Naturally, information on only the maximum and minimum values and only the brightness is almost unrecognizable (since there are two categories, around 50% is virtually random). The minimum value would be 0 if there were black pixels, and the brightness doesn't matter for color or black and white pages.

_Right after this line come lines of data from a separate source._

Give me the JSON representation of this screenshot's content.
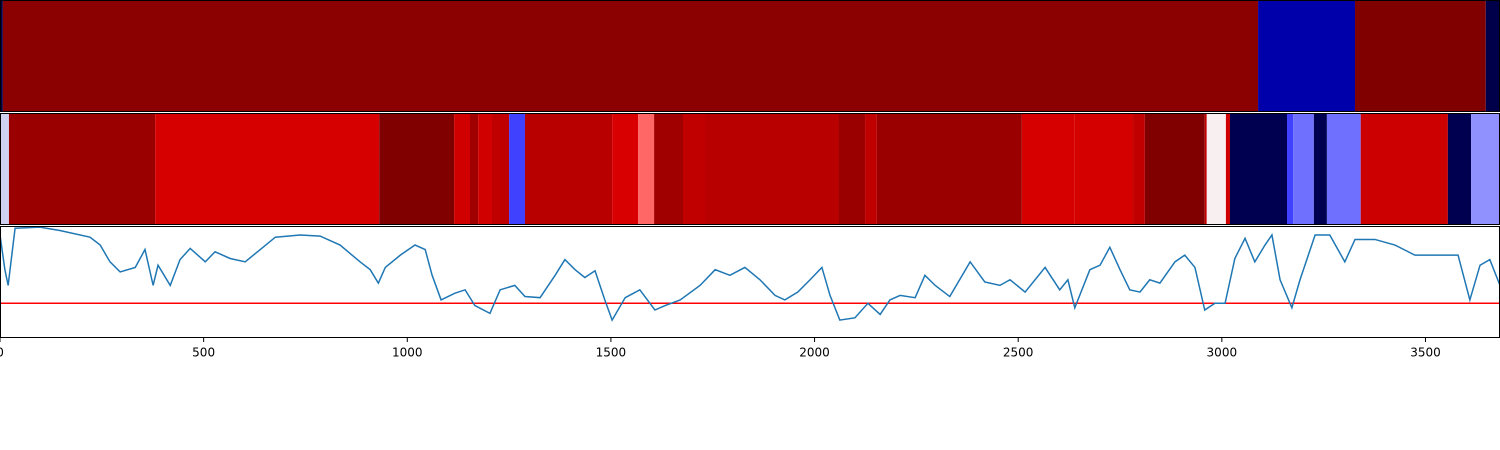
{
  "chart_data": [
    {
      "type": "heatmap",
      "xlim": [
        0,
        3683
      ],
      "bins": [
        0,
        7,
        3089,
        3327,
        3648,
        3683
      ],
      "colors": [
        "#00004a",
        "#8b0000",
        "#0000aa",
        "#800000",
        "#00004a"
      ]
    },
    {
      "type": "heatmap",
      "xlim": [
        0,
        3683
      ],
      "bins": [
        0,
        22,
        381,
        931,
        1115,
        1154,
        1174,
        1208,
        1250,
        1289,
        1503,
        1567,
        1606,
        1677,
        1731,
        2060,
        2124,
        2153,
        2509,
        2639,
        2782,
        2811,
        2958,
        2963,
        3010,
        3020,
        3160,
        3175,
        3226,
        3258,
        3341,
        3555,
        3612,
        3683
      ],
      "colors": [
        "#d0d0f0",
        "#9a0000",
        "#d60000",
        "#800000",
        "#d00000",
        "#a00000",
        "#d00000",
        "#c00000",
        "#4040ff",
        "#b80000",
        "#d80000",
        "#ff6666",
        "#a00000",
        "#c00000",
        "#b80000",
        "#9a0000",
        "#c00000",
        "#9a0000",
        "#d60000",
        "#d40000",
        "#c00000",
        "#800000",
        "#c00000",
        "#f8f0f0",
        "#d00000",
        "#000050",
        "#4040ff",
        "#7070ff",
        "#000050",
        "#7070ff",
        "#cc0000",
        "#000050",
        "#9090ff"
      ]
    },
    {
      "type": "line",
      "xlim": [
        0,
        3683
      ],
      "ylim": [
        0,
        1
      ],
      "color": "#1f77b4",
      "xticks": [
        0,
        500,
        1000,
        1500,
        2000,
        2500,
        3000,
        3500
      ],
      "threshold": {
        "value": 0.31,
        "color": "#ff0000"
      },
      "x": [
        0,
        12,
        20,
        37,
        98,
        147,
        221,
        246,
        270,
        295,
        332,
        356,
        376,
        388,
        418,
        442,
        467,
        504,
        528,
        565,
        602,
        639,
        676,
        737,
        786,
        835,
        884,
        909,
        929,
        946,
        983,
        1019,
        1044,
        1061,
        1083,
        1117,
        1142,
        1166,
        1203,
        1228,
        1264,
        1289,
        1326,
        1363,
        1387,
        1412,
        1436,
        1461,
        1485,
        1503,
        1535,
        1571,
        1608,
        1633,
        1670,
        1719,
        1756,
        1792,
        1829,
        1866,
        1903,
        1927,
        1959,
        1989,
        2018,
        2038,
        2062,
        2099,
        2131,
        2161,
        2185,
        2210,
        2247,
        2271,
        2296,
        2332,
        2382,
        2418,
        2455,
        2480,
        2517,
        2566,
        2602,
        2622,
        2639,
        2676,
        2701,
        2725,
        2750,
        2774,
        2799,
        2823,
        2848,
        2885,
        2909,
        2934,
        2958,
        2983,
        3008,
        3032,
        3057,
        3081,
        3106,
        3123,
        3143,
        3172,
        3192,
        3229,
        3265,
        3302,
        3327,
        3376,
        3425,
        3474,
        3535,
        3580,
        3609,
        3634,
        3658,
        3683
      ],
      "values": [
        0.92,
        0.61,
        0.47,
        0.98,
        0.99,
        0.96,
        0.9,
        0.83,
        0.68,
        0.59,
        0.63,
        0.79,
        0.47,
        0.65,
        0.47,
        0.7,
        0.8,
        0.68,
        0.77,
        0.71,
        0.68,
        0.79,
        0.9,
        0.92,
        0.91,
        0.83,
        0.68,
        0.61,
        0.49,
        0.63,
        0.74,
        0.83,
        0.79,
        0.56,
        0.34,
        0.4,
        0.43,
        0.29,
        0.22,
        0.43,
        0.47,
        0.37,
        0.36,
        0.56,
        0.7,
        0.61,
        0.54,
        0.6,
        0.34,
        0.16,
        0.36,
        0.43,
        0.25,
        0.29,
        0.34,
        0.47,
        0.61,
        0.56,
        0.63,
        0.52,
        0.38,
        0.34,
        0.41,
        0.52,
        0.63,
        0.38,
        0.16,
        0.18,
        0.31,
        0.21,
        0.34,
        0.38,
        0.36,
        0.56,
        0.47,
        0.37,
        0.68,
        0.5,
        0.47,
        0.52,
        0.41,
        0.63,
        0.43,
        0.52,
        0.27,
        0.61,
        0.65,
        0.81,
        0.61,
        0.43,
        0.41,
        0.52,
        0.49,
        0.68,
        0.74,
        0.63,
        0.25,
        0.31,
        0.31,
        0.71,
        0.89,
        0.68,
        0.83,
        0.92,
        0.52,
        0.27,
        0.52,
        0.92,
        0.92,
        0.68,
        0.88,
        0.88,
        0.83,
        0.74,
        0.74,
        0.74,
        0.34,
        0.65,
        0.7,
        0.47
      ]
    }
  ]
}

Number of dimensions	Correct answer rate(Training data)	Correct answer rate(test data)	Remarks
0: 1	0.774	0.777	H standard deviation only
0: 2	0.958	0.96	H,Standard deviation of S
0: 3	0.97	0.968	H, S,Standard deviation of V
0: 4	0.99	0.99 (1st place tie)	H, S,Standard deviation of V,Mean of H
0: 5	0.99	0.987	H, S,Standard deviation of V, H,Mean of S
0: 6	0.991	0.984	H, S,Standard deviation of V, H, S,Mean of V
0: 7	0.991	0.985	H, S,Standard deviation of V, H, S,Mean of V,Maximum value of H
0: 8	0.993	0.986	H, S,Standard deviation of V, H, S,Mean of V, H,Maximum value of S
0: 9	0.996	0.989	H, S,Standard deviation of V, H, S,Mean of V, H, S,Maximum value of V
0:10	0.995	0.988	H, S,Standard deviation of V, H, S,Mean of V, H, S,Maximum value of V,Minimum value of H
0:11	0.995	0.986	H, S,Standard deviation of V, H, S,Mean of V, H, S,Maximum value of V, H,Minimum value of S
0:12	0.995	0.987	All elements
1: 2	0.953	0.952	S standard deviation only
1: 3	0.968	0.964
1: 4	0.99	0.987
1: 5	0.989	0.989
1: 6	0.991	0.986
1: 7	0.992	0.983
1: 8	0.992	0.988
1: 9	0.995	0.989
1:10	0.996	0.987
1:11	0.994	0.987
1:12	0.995	0.985
2: 3	0.602	0.588	V standard deviation only
2: 4	0.832	0.831
2: 5	0.928	0.92
2: 6	0.941	0.937
2: 7	0.943	0.935
2: 8	0.991	0.986
2: 9	0.994	0.988
2:10	0.994	0.989
2:11	0.994	0.987
2:12	0.994	0.986
3: 4	0.814	0.816	Mean of H only
3: 5	0.925	0.925
3: 6	0.937	0.935
3: 7	0.938	0.939
3: 8	0.99	0.988
3: 9	0.994	0.99 (1st place tie)	H, S,Mean of V, H, S,Maximum value of V
3:10	0.994	0.989
3:11	0.993	0.986
3:12	0.993	0.986
4: 5	0.772	0.775	Mean of S only
4: 6	0.761	0.75
4: 7	0.762	0.754
4: 8	0.961	0.96
4: 9	0.97	0.964
4:10	0.97	0.961
4:11	0.975	0.964
4:12	0.981	0.97
5: 6	0.525	0.491	Mean of V only
5: 7	0.529	0.492
5: 8	0.961	0.954
5: 9	0.969	0.962
5:10	0.969	0.964
5:11	0.974	0.966
5:12	0.982	0.971
6: 7	0.516	0.477	Maximum value of HV
6: 8	0.957	0.961
6: 9	0.97	0.963
6:10	0.969	0.964
6:11	0.973	0.966
6:12	0.98	0.969
7: 8	0.961	0.957	Maximum value of S only
7: 9	0.97	0.965
7:10	0.968	0.969
7:11	0.973	0.97
7:12	0.978	0.968
8: 9	0.521	0.487	Maximum value of V only
8:10	0.522	0.484
8:11	0.533	0.493
8:12	0.903	0.897
9:10	0.512	0.477	Only the minimum value of H
9:11	0.518	0.477
9:12	0.896	0.891
10:11	0.518	0.481	Only the minimum value of S
10:12	0.895	0.891
11:12	0.894	0.894	Only the minimum value of V

Future plans

Regarding color judgment, the only way to do it in the future is to reshape the image data and use it as it is, or try other methods such as deep learning. After that, I also want to judge whether it is an illustration of a novel or a text page, so I may do that too (I may write it because I got a decent result with the same feeling) That's it. Thank you for reading until the end.